Account Registration and Security
To use our Services, you must create a quicksrv.io account.
Accuracy of Information
You agree to provide accurate, current, and complete identification, billing, and contact information, and to keep this information updated at all times. We may refuse, suspend, or terminate an account where information appears false, fraudulent, incomplete, or where verification cannot be completed.
Verification
We may, at our discretion and where permitted by law, require identity, address, payment-instrument, or business verification before activating, continuing, or upgrading a Service, in particular to prevent fraud, abuse, money laundering, or sanctions violations.
Account Security
You are entirely responsible for maintaining the confidentiality of your account credentials, API keys, SSH keys, passwords, two-factor devices, and billing information, and for all activity occurring under your account, whether or not authorised by you. You must notify us without undue delay at support@quicksrv.io of any actual or suspected unauthorised access. ClearStack B.V. is not liable for any loss or damage arising from your failure to secure your credentials.
Age and Capacity
You must be at least 18 years of age, or have reached the age of majority and legal capacity to contract in your jurisdiction, to enter into this Agreement.
Sanctions and Export Controls
You represent and warrant that you, your beneficial owners, and your end-users are not subject to EU, UN, UK, US, or Dutch sanctions, are not located in a comprehensively sanctioned jurisdiction, and will not use the Services in violation of applicable export-control or sanctions laws.
One Account
Unless otherwise agreed in writing, each Customer may operate a single primary account. We may merge duplicate accounts or refuse the creation of additional accounts intended to circumvent suspensions, refunds, promotions, or fair-use limits.
Services and Support
Provision of Services
We will provide the Services selected by you during the ordering process with reasonable skill and care, subject to this Agreement. Our current Service catalogue consists of KVM Cloud VPS hosted in the Netherlands and the United Kingdom, and cPanel Hosting hosted in the United Kingdom. The specific resources, features, locations, and limits of each plan are described at the point of sale.
Activation
Services are typically provisioned automatically after successful payment and any required verification. We do not guarantee instant activation; provisioning may be delayed by verification, fraud screening, stock availability, or upstream provider constraints.

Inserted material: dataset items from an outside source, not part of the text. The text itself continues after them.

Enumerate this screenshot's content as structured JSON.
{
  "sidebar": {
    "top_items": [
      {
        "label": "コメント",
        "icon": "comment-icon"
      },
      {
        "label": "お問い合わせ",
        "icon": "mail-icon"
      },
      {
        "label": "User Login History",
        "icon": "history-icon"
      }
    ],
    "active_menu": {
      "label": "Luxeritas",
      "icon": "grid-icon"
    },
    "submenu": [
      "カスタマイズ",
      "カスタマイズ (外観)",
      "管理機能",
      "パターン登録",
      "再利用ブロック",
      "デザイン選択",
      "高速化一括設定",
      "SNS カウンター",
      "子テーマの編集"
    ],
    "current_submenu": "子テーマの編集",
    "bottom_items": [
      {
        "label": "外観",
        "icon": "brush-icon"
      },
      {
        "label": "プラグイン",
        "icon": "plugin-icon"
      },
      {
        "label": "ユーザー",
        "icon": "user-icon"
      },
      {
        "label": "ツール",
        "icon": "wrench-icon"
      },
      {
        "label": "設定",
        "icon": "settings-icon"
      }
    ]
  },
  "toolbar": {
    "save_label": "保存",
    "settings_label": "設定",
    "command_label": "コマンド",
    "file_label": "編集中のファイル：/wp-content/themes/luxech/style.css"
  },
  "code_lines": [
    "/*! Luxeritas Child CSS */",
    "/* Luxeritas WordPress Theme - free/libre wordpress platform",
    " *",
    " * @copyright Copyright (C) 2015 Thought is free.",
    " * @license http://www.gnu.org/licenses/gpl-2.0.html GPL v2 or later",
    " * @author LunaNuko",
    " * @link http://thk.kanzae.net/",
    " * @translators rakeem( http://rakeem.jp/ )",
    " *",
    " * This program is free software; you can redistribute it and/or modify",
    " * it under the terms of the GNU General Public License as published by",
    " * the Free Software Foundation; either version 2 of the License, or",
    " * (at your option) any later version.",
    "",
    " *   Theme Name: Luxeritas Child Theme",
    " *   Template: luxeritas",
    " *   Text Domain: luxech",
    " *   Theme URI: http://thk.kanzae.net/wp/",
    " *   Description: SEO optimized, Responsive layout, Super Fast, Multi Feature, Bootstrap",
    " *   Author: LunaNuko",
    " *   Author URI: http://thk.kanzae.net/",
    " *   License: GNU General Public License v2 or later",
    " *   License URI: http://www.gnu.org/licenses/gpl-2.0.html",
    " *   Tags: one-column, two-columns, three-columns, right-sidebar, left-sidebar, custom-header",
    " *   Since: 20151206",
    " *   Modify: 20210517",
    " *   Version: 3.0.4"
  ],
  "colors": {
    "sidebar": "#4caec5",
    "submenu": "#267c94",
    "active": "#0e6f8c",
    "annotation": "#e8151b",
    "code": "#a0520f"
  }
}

Beta and Promotional Services
Services or features expressly marked as "beta", "preview", "trial", "promotional" or similar are provided on an as-is basis, may be modified or withdrawn at any time, may carry reduced or no SLA, and may be excluded from refund eligibility.
Support Scope
Our technical support assists with hardware, network, virtualisation platform, and basic infrastructure issues relating directly to the Services we provide. Unless explicitly included in a managed-service plan, support does not include software development, custom application configuration, third-party software troubleshooting, migrations, website debugging, content recovery, or end-user support of your customers. Support is provided in English via the channels published on our website. Response times are targets, not guarantees, unless otherwise stated in a written SLA.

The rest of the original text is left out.